Following an invitation from the Independent National Election Commission (INEC), the Commonwealth Secretary-General, Kamalesh Sharma, has constituted an Observer Group for the 2011 Nigeria National Assembly and Presidential Elections in Nigeria. It is my honour and privilege to lead this Commonwealth Observer Group and be here in Nigeria for these important elections. The Commonwealth has supported Nigeria through many of its previous elections and we are pleased to do so again as the country continues to consolidate its multi-party democracy.

The team of Observers comes from across the Commonwealth, and includes current or former politicians, electoral experts and representatives of civil society, academia, youth and the media. We are supported by a team from the Commonwealth Secretariat.

Democracy and good governance are core Commonwealth principles, which our Observer Group is constituted to promote and uphold. These elections are crucially important for the people of Nigeria, as they elect their representatives; it is imperative that the electoral process is transparent, fair, violence-free and credible.

Our task is to observe and report on relevant aspects of the organisation and conduct of the elections and also on the environment in which the elections are held. The Group will consider all the factors impinging on the credibility of the electoral process as a whole, and assess whether the elections have been conducted according to the standards for democratic elections to which Nigeria has committed itself, with reference to its own election-related legislation as well as relevant regional, Commonwealth and other international commitments.

We will consider, among other things, whether or not: conditions exist for free and competitive elections; the electoral commission is independent and effective; the voter register provides for universal suffrage; state institutions and public media are impartial; there is a level playing field in the campaign and that the campaign is free of violence; voters are free to express their will; and, the results process is transparent.

In conducting our duties and undertaking our assessment, we will be impartial, objective and independent. Commonwealth Observers are present here in their individual capacities as eminent and experienced Commonwealth citizens and the intent of the Group is to help further strengthen the democratic process in the country.

In the pre-election period we will meet a wide range of stakeholders, including INEC, representatives of political parties, civil society, the police and media, as well as High Commissions. Indeed our meetings have already commenced. We will also meet with representatives of other international and national observer groups, with which we will coordinate closely.

Prior to election day, Commonwealth teams will deploy to a variety of locations around the country to observe the voting, counting and results processes. Our teams will re-deploy after the National Assembly Elections to observe the Presidential Election. We hope to issue an Interim Statement after the Presidential election and a Final Report at a later stage.

In the wake of the flawed 2007 elections it is vital that Nigeria writes a new electoral chapter, restoring public confidence in the country’s democratic institutions and processes. All stakeholders must play their due role in that quest.

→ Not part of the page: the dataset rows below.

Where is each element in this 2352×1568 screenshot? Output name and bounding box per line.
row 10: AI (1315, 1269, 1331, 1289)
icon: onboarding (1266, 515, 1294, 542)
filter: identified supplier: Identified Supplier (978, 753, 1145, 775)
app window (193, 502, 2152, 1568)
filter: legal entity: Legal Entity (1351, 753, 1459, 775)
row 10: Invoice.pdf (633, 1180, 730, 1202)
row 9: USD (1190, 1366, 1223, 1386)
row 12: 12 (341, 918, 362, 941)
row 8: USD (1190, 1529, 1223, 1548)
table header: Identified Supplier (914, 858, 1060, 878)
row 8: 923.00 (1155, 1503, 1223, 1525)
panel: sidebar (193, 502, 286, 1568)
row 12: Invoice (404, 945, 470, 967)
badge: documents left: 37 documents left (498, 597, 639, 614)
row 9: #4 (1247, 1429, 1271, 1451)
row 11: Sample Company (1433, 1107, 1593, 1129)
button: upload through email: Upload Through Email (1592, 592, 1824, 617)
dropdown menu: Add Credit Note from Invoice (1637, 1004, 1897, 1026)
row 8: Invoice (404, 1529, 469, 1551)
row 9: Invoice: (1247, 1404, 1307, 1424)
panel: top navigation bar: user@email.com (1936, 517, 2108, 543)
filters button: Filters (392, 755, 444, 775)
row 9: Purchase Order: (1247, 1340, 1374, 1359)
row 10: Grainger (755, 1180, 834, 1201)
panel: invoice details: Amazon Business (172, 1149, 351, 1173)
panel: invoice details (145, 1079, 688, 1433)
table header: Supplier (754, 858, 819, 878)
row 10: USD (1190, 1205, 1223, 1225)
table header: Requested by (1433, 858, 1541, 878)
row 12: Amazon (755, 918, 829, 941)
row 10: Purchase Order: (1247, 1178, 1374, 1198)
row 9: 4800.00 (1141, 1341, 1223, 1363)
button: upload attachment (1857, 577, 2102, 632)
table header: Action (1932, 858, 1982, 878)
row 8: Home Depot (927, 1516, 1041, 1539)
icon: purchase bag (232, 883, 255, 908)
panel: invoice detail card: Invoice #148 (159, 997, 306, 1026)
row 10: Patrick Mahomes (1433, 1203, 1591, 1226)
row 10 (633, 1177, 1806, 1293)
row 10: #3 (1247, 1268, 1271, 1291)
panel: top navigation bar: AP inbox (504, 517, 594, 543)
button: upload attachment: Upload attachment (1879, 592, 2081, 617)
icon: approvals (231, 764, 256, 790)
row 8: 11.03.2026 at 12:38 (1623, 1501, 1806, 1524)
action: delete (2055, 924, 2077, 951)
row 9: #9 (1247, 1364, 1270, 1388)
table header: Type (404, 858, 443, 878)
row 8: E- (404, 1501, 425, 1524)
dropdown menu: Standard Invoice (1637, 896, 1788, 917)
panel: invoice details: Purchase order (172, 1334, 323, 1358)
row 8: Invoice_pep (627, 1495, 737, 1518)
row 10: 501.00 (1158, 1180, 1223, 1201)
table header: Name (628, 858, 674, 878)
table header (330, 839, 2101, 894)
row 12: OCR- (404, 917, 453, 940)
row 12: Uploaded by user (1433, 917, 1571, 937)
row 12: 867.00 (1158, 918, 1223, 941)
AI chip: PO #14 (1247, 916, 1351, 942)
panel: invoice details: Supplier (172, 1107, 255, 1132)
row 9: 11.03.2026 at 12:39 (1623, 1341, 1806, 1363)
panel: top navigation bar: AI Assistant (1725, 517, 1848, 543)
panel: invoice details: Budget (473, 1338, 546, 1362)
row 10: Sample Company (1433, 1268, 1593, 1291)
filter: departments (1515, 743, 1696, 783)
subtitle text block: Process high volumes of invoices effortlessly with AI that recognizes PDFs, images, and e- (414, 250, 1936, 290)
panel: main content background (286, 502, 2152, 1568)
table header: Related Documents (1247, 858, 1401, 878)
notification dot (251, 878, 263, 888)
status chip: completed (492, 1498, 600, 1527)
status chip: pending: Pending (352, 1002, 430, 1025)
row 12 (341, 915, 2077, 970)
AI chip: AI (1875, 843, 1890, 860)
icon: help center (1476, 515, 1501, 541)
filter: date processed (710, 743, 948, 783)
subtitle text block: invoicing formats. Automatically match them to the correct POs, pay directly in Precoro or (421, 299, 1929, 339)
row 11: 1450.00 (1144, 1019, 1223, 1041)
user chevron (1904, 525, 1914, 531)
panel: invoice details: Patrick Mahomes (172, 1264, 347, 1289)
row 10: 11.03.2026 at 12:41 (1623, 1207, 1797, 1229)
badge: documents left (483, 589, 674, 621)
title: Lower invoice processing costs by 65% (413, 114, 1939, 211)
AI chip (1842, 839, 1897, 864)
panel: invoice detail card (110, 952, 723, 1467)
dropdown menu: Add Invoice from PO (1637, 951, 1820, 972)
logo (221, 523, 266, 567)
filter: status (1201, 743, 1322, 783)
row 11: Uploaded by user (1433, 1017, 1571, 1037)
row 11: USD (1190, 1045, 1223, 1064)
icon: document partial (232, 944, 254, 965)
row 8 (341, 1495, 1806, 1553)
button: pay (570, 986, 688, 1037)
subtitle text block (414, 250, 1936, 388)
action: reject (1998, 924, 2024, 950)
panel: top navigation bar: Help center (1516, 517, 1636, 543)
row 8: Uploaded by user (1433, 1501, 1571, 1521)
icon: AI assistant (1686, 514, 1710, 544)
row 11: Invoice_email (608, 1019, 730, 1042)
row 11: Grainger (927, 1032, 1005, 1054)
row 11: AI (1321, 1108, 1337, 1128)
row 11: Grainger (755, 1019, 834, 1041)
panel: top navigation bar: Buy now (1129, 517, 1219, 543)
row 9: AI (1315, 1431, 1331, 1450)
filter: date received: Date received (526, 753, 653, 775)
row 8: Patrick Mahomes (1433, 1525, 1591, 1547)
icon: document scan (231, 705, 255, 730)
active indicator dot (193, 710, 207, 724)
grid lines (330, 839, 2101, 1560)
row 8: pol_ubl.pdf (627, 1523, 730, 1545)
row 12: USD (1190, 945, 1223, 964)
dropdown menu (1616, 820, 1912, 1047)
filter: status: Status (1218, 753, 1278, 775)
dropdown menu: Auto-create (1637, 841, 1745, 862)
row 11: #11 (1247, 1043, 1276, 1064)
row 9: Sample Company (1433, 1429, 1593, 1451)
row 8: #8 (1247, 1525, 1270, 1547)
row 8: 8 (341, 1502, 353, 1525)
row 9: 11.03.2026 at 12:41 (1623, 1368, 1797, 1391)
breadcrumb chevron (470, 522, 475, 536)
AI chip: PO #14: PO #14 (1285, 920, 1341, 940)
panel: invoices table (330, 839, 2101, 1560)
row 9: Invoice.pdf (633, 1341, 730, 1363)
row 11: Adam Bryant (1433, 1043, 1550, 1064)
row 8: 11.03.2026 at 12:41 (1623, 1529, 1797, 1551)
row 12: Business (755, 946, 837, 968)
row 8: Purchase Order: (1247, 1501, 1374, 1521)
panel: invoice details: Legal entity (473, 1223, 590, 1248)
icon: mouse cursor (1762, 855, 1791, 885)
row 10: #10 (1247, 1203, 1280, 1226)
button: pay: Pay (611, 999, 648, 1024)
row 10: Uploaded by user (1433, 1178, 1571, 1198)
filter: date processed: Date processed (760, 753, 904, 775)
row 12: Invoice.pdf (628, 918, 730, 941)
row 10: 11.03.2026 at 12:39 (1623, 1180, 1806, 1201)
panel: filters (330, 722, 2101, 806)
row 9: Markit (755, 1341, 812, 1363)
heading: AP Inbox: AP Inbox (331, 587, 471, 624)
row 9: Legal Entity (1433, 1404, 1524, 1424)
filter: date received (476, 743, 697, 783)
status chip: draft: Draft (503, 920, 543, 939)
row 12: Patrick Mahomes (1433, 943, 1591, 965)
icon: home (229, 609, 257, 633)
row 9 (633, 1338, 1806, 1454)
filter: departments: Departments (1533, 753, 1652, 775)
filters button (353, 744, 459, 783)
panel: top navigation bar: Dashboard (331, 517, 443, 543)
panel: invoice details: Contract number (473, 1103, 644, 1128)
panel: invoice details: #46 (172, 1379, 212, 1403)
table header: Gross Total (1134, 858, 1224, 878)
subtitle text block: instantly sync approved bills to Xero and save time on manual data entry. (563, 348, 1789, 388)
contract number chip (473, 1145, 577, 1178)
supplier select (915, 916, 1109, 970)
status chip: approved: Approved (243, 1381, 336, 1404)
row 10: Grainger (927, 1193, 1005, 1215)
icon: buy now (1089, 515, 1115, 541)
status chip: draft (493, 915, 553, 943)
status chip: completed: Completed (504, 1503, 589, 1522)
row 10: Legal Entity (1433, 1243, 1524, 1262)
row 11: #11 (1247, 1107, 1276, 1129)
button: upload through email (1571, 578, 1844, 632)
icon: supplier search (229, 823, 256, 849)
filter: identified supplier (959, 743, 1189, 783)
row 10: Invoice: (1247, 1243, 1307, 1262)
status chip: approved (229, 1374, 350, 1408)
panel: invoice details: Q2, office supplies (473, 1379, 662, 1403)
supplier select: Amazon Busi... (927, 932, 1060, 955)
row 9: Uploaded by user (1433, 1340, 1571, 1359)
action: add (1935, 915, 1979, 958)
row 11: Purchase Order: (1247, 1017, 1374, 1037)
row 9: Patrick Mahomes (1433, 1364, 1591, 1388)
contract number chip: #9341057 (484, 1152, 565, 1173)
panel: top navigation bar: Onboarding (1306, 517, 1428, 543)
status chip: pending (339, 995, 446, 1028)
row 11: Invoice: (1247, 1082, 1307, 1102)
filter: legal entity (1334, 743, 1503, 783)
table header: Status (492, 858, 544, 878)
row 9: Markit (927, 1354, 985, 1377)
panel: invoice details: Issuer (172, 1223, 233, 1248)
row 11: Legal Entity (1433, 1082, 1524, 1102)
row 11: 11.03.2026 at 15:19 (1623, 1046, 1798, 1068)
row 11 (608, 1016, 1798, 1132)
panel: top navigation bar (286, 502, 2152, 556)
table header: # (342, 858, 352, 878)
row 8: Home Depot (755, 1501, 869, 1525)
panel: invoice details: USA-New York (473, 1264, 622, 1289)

We hope that INEC can set the example by displaying integrity, impartiality and technical competence. We look to the political parties to respect the rules of the game, to focus on the issues and to reject violence. The media and civil society need to be diligent custodians of democracy. And finally, we look to the people of Nigeria to show the way by participating in large numbers in the democratic process and choosing freely and fairly those who will govern them.